My classic gaming jones lately is insatiable. What's going on on my desktop here? Top left: Alone in the Dark running on DOSbox, Top Right: Legend of Zelda running on ZSNES, Bottom row: Arcade classics "Strider", "Black Tiger", and "Mr. Do's Castle" running in XMAME.

These are all running simultaneously on a single desktop. On a mid-line PC with an AMD Duron, 256MB RAM, and ancient graphics card. Flawlessly, no sound stuttering, no glitches, timing perfect, everything just like they played on their original machines. Not to mention that other users report Battlefield 2, Counter-Strike, Day of Defeat, Counter-Strike Source, Half-Life 2, UT2004, and many others can be made to run flawlessly on a Linux box. Not to mention the dozens more games that run through Wine.
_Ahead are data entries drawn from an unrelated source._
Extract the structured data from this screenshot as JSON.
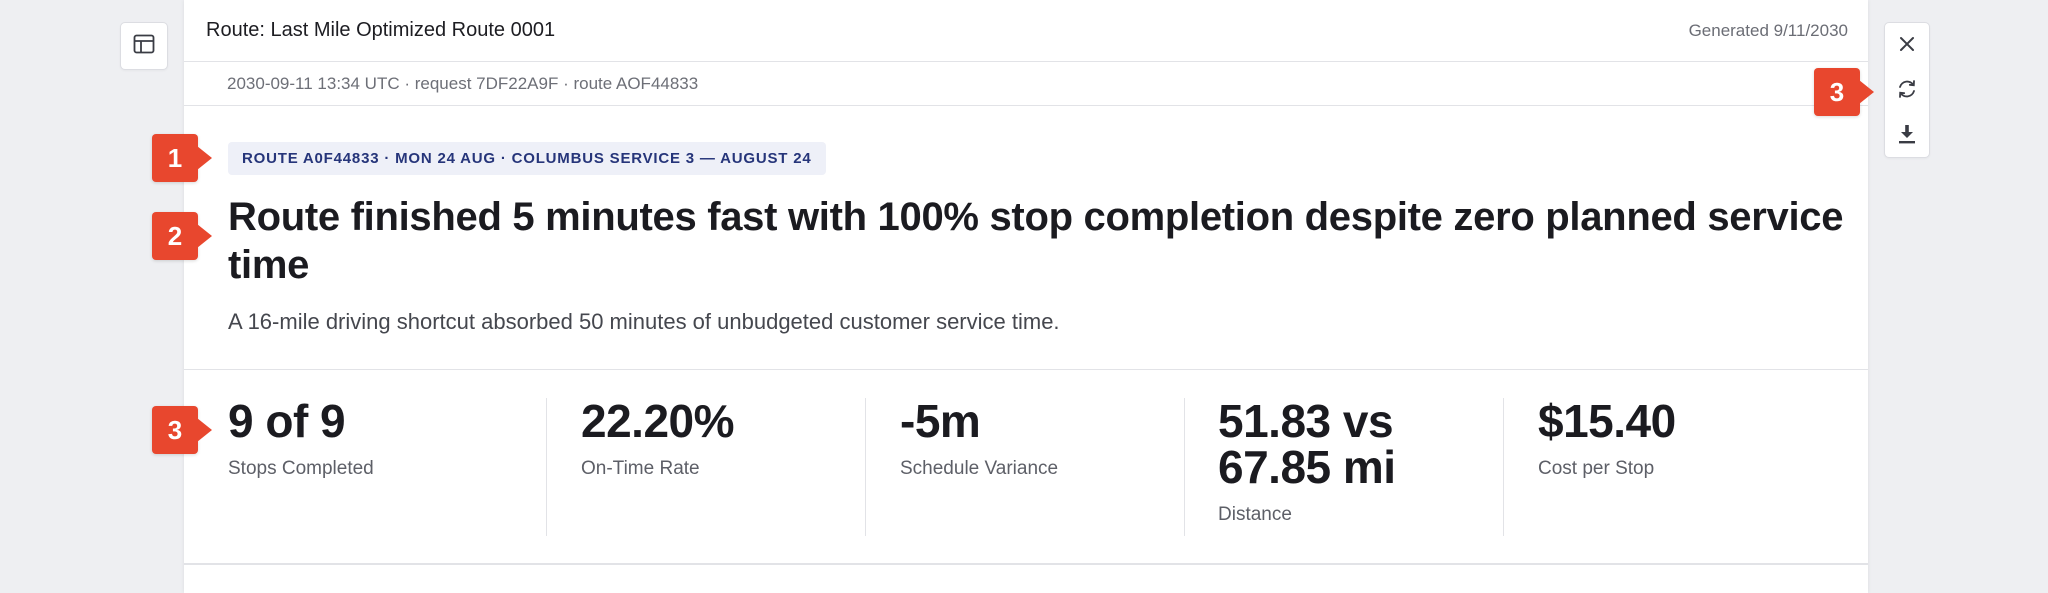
{
  "header": {
    "title": "Route: Last Mile Optimized Route 0001",
    "generated": "Generated 9/11/2030"
  },
  "meta": {
    "line": "2030-09-11 13:34 UTC · request 7DF22A9F · route AOF44833"
  },
  "report": {
    "tag": "ROUTE A0F44833 · MON 24 AUG · COLUMBUS SERVICE 3 — AUGUST 24",
    "headline": "Route finished 5 minutes fast with 100% stop completion despite zero planned service time",
    "subhead": "A 16-mile driving shortcut absorbed 50 minutes of unbudgeted customer service time."
  },
  "metrics": [
    {
      "value": "9 of 9",
      "label": "Stops Completed"
    },
    {
      "value": "22.20%",
      "label": "On-Time Rate"
    },
    {
      "value": "-5m",
      "label": "Schedule Variance"
    },
    {
      "value": "51.83 vs 67.85 mi",
      "label": "Distance"
    },
    {
      "value": "$15.40",
      "label": "Cost per Stop"
    }
  ],
  "toolbar": {
    "left_icon": "layout-icon",
    "right_icons": [
      "close-icon",
      "refresh-icon",
      "download-icon"
    ]
  },
  "annotations": [
    {
      "label": "1"
    },
    {
      "label": "2"
    },
    {
      "label": "3"
    },
    {
      "label": "3"
    }
  ],
  "colors": {
    "badge": "#e8472e",
    "tag_text": "#26357a",
    "tag_bg": "#eef0f8"
  }
}
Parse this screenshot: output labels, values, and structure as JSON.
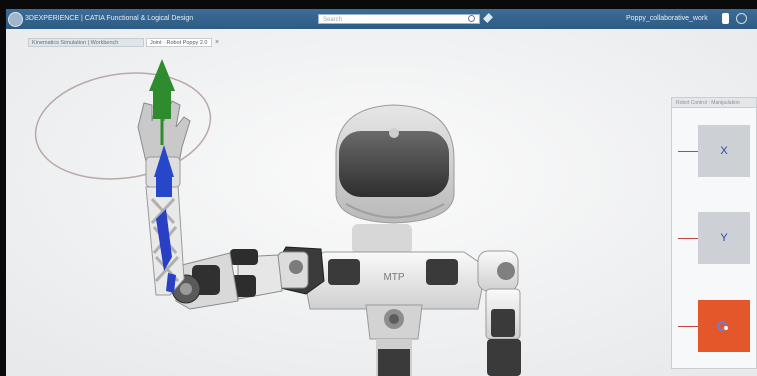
{
  "titlebar": {
    "app_title": "3DEXPERIENCE | CATIA Functional & Logical Design",
    "search_placeholder": "Search",
    "user_name": "Poppy_collaborative_work"
  },
  "tabs": [
    {
      "label": "Kinematics Simulation | Workbench"
    },
    {
      "label": "Joint · Robot Poppy 2.0"
    }
  ],
  "panel": {
    "title": "Robot Control · Manipulation",
    "axis_x_label": "X",
    "axis_y_label": "Y",
    "axis_z_label": ""
  },
  "robot": {
    "chest_text": "MTP"
  },
  "colors": {
    "titlebar": "#2f5f8a",
    "accent_active": "#e4572a",
    "manipulator_green": "#2e8b2e",
    "manipulator_blue": "#2647c8"
  }
}
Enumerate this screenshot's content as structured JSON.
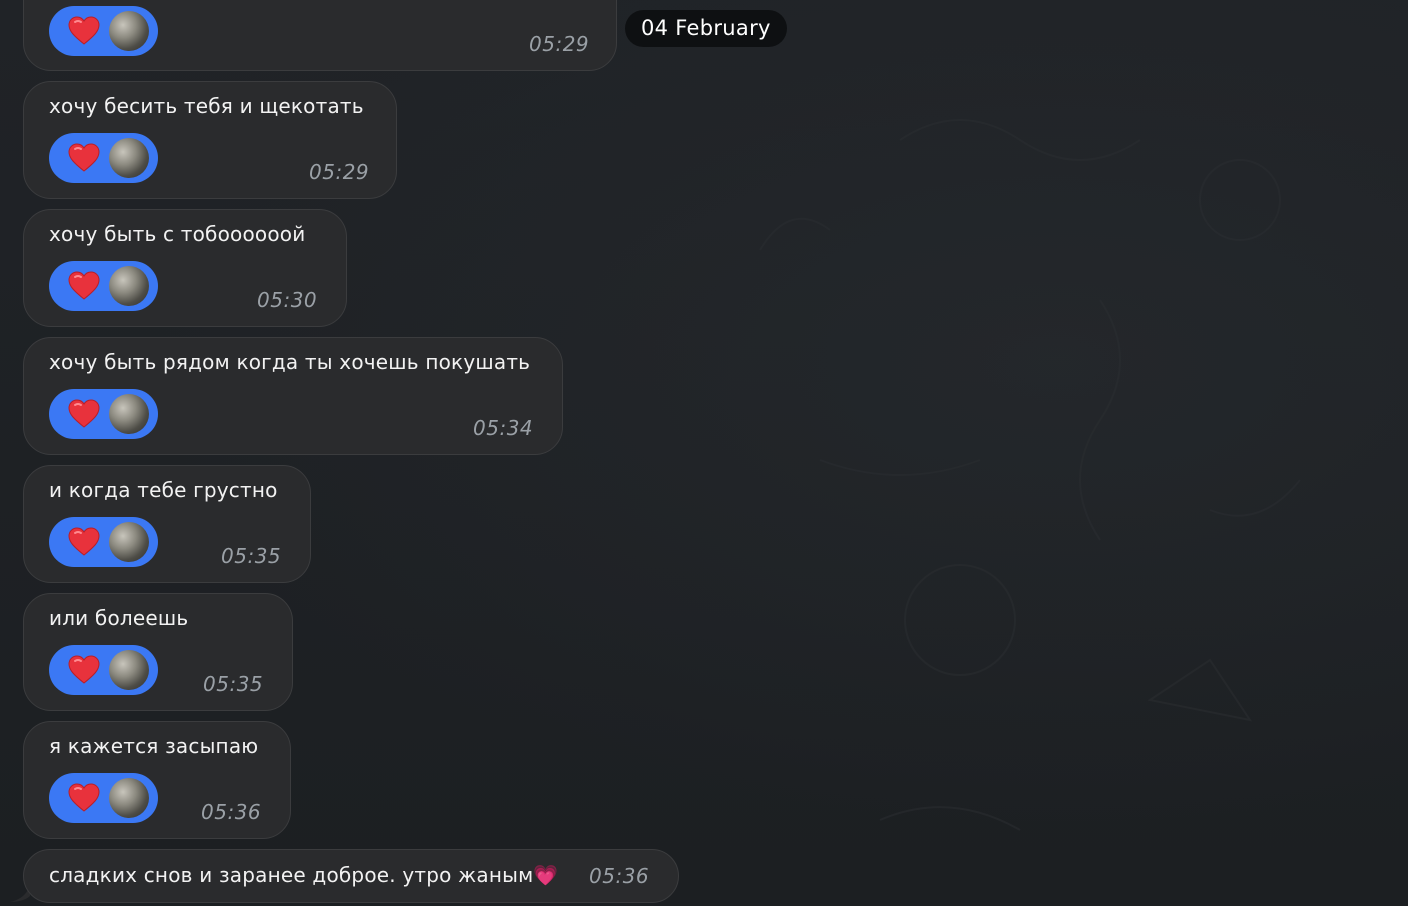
{
  "date_separator": "04 February",
  "messages": [
    {
      "text": "",
      "time": "05:29",
      "reaction": "heart"
    },
    {
      "text": "хочу бесить тебя и щекотать",
      "time": "05:29",
      "reaction": "heart"
    },
    {
      "text": "хочу быть с тобоооооой",
      "time": "05:30",
      "reaction": "heart"
    },
    {
      "text": "хочу быть рядом когда ты хочешь покушать",
      "time": "05:34",
      "reaction": "heart"
    },
    {
      "text": "и когда тебе грустно",
      "time": "05:35",
      "reaction": "heart"
    },
    {
      "text": "или болеешь",
      "time": "05:35",
      "reaction": "heart"
    },
    {
      "text": "я кажется засыпаю",
      "time": "05:36",
      "reaction": "heart"
    },
    {
      "text": "сладких снов и заранее доброе. утро жаным",
      "emoji": "💗",
      "time": "05:36"
    }
  ],
  "colors": {
    "background": "#1d2024",
    "bubble": "#2a2b2d",
    "reaction_pill": "#3b78f4",
    "heart": "#e8323c",
    "timestamp": "#9aa0a6"
  },
  "icons": {
    "reaction_icon": "heart-icon",
    "reactor_avatar": "avatar"
  }
}
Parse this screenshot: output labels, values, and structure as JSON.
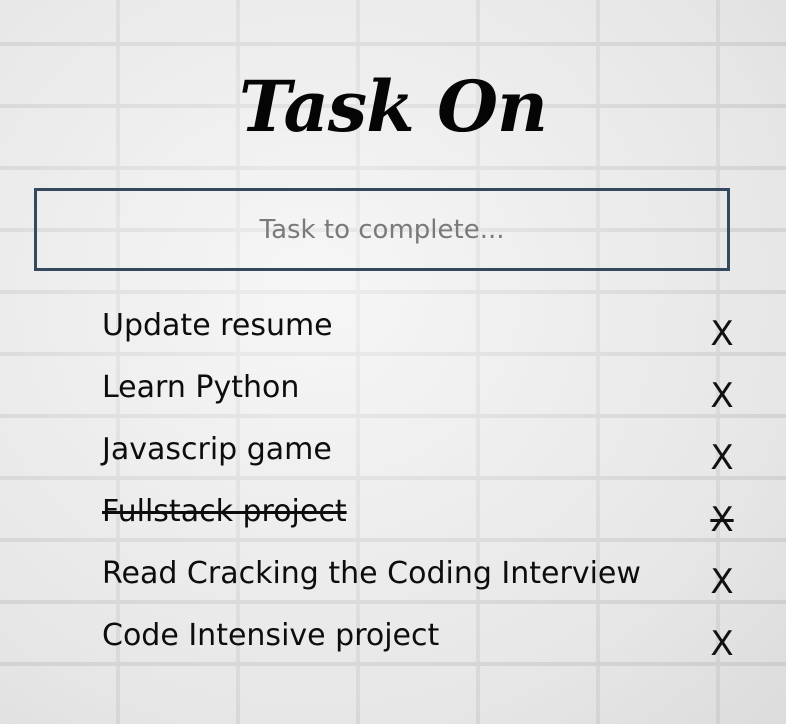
{
  "app": {
    "title": "Task On"
  },
  "input": {
    "placeholder": "Task to complete...",
    "value": ""
  },
  "tasks": [
    {
      "label": "Update resume",
      "completed": false,
      "delete_label": "X"
    },
    {
      "label": "Learn Python",
      "completed": false,
      "delete_label": "X"
    },
    {
      "label": "Javascrip game",
      "completed": false,
      "delete_label": "X"
    },
    {
      "label": "Fullstack project",
      "completed": true,
      "delete_label": "X"
    },
    {
      "label": "Read Cracking the Coding Interview",
      "completed": false,
      "delete_label": "X"
    },
    {
      "label": "Code Intensive project",
      "completed": false,
      "delete_label": "X"
    }
  ],
  "colors": {
    "input_border": "#34495e",
    "text": "#111111"
  }
}
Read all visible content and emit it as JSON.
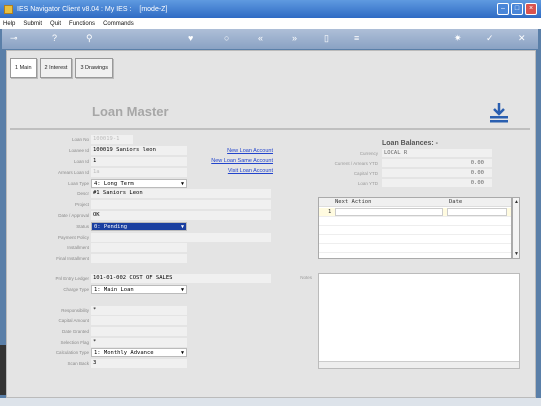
{
  "window": {
    "title": "IES Navigator Client v8.04 : My IES :",
    "mode": "[mode-Z]"
  },
  "menu": [
    "Help",
    "Submit",
    "Quit",
    "Functions",
    "Commands"
  ],
  "tabs": [
    {
      "label": "1 Main"
    },
    {
      "label": "2 Interest"
    },
    {
      "label": "3 Drawings"
    }
  ],
  "heading": "Loan Master",
  "form": {
    "loan_no": {
      "label": "Loan No",
      "value": "100019-1"
    },
    "loanee_id": {
      "label": "Loanee Id",
      "value": "100019 Saniors leon"
    },
    "loan_id": {
      "label": "Loan Id",
      "value": "1"
    },
    "arrears_loan_id": {
      "label": "Arrears Loan Id",
      "value": "1a"
    },
    "loan_type": {
      "label": "Loan Type",
      "value": "4: Long Term"
    },
    "descr": {
      "label": "Descr",
      "value": "#1 Saniors Leon"
    },
    "project": {
      "label": "Project",
      "value": ""
    },
    "date_approved": {
      "label": "Date / Approval",
      "value": "OK"
    },
    "status": {
      "label": "Status",
      "value": "0: Pending"
    },
    "payment_policy": {
      "label": "Payment Policy",
      "value": ""
    },
    "installment": {
      "label": "Installment",
      "value": ""
    },
    "final_installment": {
      "label": "Final Installment",
      "value": ""
    },
    "pnl_ledger": {
      "label": "Pnl Entry Ledger",
      "value": "101-01-002 COST OF SALES"
    },
    "charge_type": {
      "label": "Charge Type",
      "value": "1: Main Loan"
    },
    "responsibility": {
      "label": "Responsibility",
      "value": "*"
    },
    "capital_amount": {
      "label": "Capital Amount",
      "value": ""
    },
    "date_granted": {
      "label": "Date Granted",
      "value": ""
    },
    "selection_flag": {
      "label": "Selection Flag",
      "value": "*"
    },
    "calculation_type": {
      "label": "Calculation Type",
      "value": "1: Monthly Advance"
    },
    "scan_back": {
      "label": "Scan Back",
      "value": "3"
    }
  },
  "links": {
    "new_loan_account": "New Loan Account",
    "new_loan_same_account": "New Loan Same Account",
    "visit_loan_account": "Visit Loan Account"
  },
  "balances": {
    "title": "Loan Balances: -",
    "currency": {
      "label": "Currency",
      "value": "LOCAL R"
    },
    "current_arrears_ytd": {
      "label": "Current / Arrears YTD",
      "value": "0.00"
    },
    "capital_ytd": {
      "label": "Capital YTD",
      "value": "0.00"
    },
    "loan_ytd": {
      "label": "Loan YTD",
      "value": "0.00"
    }
  },
  "action_grid": {
    "columns": [
      "Next Action",
      "Date"
    ],
    "rows": [
      {
        "num": "1",
        "action": "",
        "date": ""
      }
    ]
  },
  "notes": {
    "label": "Notes"
  }
}
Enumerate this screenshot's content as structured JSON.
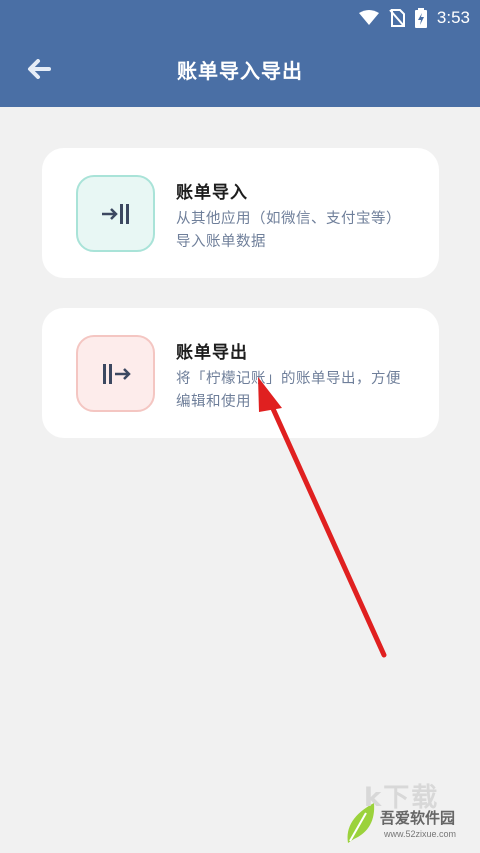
{
  "status_bar": {
    "time": "3:53",
    "icons": [
      "wifi-icon",
      "no-sim-icon",
      "battery-charging-icon"
    ]
  },
  "header": {
    "title": "账单导入导出",
    "back_icon": "back-arrow-icon",
    "background": "#4a6fa5"
  },
  "cards": {
    "import": {
      "title": "账单导入",
      "description": "从其他应用（如微信、支付宝等）导入账单数据",
      "icon": "import-arrow-bar-icon"
    },
    "export": {
      "title": "账单导出",
      "description": "将「柠檬记账」的账单导出，方便编辑和使用",
      "icon": "export-bar-arrow-icon"
    }
  },
  "watermark": {
    "big_text": "k下载",
    "name": "吾爱软件园",
    "url": "www.52zixue.com"
  },
  "colors": {
    "accent": "#4a6fa5",
    "annotation_arrow": "#e02020"
  }
}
If free software hobbyists can do this in their spare time, commercial gaming companies officially no longer have an excuse for not porting games to the Linux platform. Certainly not at $40-$60 per title. There was a time when I was a regular customer at the mall gaming software shop, and I bought at least one new title per month to run on a Windows box. Now that I'm turned on to how easy platform emulation is on Linux, I have once again noticed that I spend more time playing on my computer than working on it. Except this time around, it's all on free downloads + ripped ROMs. (By the way, every game you see here I originally spent money to play, either by owning the cassette/disk or spending plenty of quarters in the arcade, so it's at least somewhat justified.)

Dell just showed us that the old "lack of market demand" excuse for Linux is falling flat. 200,000 users flooded Dell with requests for Linux pre-installed on their machines. That's just one manufacturer! Never mind the hundreds of thousands of Linux users, such as I, who gave up on Dell years ago.

Previous to the Dell fiasco, I might have had my doubts about the commercial interests of Linux. But the last straw man has been beaten; from here on out, if you run a technology company and refuse to support Linux, it's because history's biggest and most oppressive monopoly is paying you not to. IT IS JUST THAT SIMPLE. And I'm tired of having my intelligence insulted by spokes-suits trying to claim otherwise. I'm also sick unto puking at the pathetic slaps on the wrist from the government which do nothing to stop it.